After the brief six-hour visit in Myanmar, Obama heads to Cambodia for a summit with Asian leaders. He returns to Washington early Wednesday.
Even as he looked to Asia, Obama was reminded anew that other priorities remain on the agenda with escalating violence in Gaza that has left 45 people dead. In his first comments about the situation, Obama Sunday repeatedly backed Israel’s right to defend itself. "There’s no country on Earth that would tolerate missiles raining down on its citizens from outside its borders," he said. "We are fully supportive of Israel’s right to defend itself."
He also urged a step back from the violence lest it do even more damage to long term wishes for peace.
"If we see a further escalation of the situation in Gaza, then the likelihood of us getting back on any kind of peace track that leads toa two-state solution is going to be pushed off way into the future," Obama said in his news conference with Shinawatra.
In Thailand on Sunday, Obama met with King Bhumibol Adulyadej, an iconic figure who has ruled the nation for more than half a century. The 84-year-old Massachusetts-born king, the longest-serving monarch in the world, is in poor health and has lived at a hospital for several years. He also met with the prime minister.
"We will continue to build on a strong foundation in expanding our trade and investment to promote growth and create jobs,’’ Shinawatra said at a dinner for Obama. "The world is changing fast, and only through trust, partnership can we ensure peace and prosperity for both nations."

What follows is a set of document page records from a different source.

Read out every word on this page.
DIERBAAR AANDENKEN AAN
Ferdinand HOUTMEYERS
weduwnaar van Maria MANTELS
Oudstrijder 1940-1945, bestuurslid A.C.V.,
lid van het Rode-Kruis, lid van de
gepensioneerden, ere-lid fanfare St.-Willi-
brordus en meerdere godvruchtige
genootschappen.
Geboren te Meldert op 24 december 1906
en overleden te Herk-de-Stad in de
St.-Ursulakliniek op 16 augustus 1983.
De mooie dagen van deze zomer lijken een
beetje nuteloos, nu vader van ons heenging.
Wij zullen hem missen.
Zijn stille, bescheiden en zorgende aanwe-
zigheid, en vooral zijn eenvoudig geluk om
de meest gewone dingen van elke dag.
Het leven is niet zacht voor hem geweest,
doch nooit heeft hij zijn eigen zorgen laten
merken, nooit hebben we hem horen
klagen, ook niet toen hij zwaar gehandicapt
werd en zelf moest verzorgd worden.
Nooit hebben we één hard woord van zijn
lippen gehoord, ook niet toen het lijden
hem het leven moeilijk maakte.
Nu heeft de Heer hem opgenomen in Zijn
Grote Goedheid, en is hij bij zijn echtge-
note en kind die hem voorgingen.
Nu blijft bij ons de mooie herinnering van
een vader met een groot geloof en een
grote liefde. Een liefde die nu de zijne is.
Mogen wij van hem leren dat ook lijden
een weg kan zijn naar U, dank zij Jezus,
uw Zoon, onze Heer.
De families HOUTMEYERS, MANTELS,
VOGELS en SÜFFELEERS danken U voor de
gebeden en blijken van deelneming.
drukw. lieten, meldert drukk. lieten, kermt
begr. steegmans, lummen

Since World War II, the United States and Thailand have significantly expanded both diplomatic and economic relations, though recently the Thai government refused to allow NASA to use an airfield for monitoring atmospheric conditions. But Thailand did announce its intention to join a new trade agreement – the Trans Pacific Partnership – that will include environmental and labor standards.
“We felt it was very important to begin this trip by visiting a U.S. ally,’’ said Ben Rhodes, deputy national security advisor. “Allies are the cornerstone of our rebalancing effort in Asia…So it was very important for us to send a signal to the region that allies are going to continue to be the foundation of our approach.”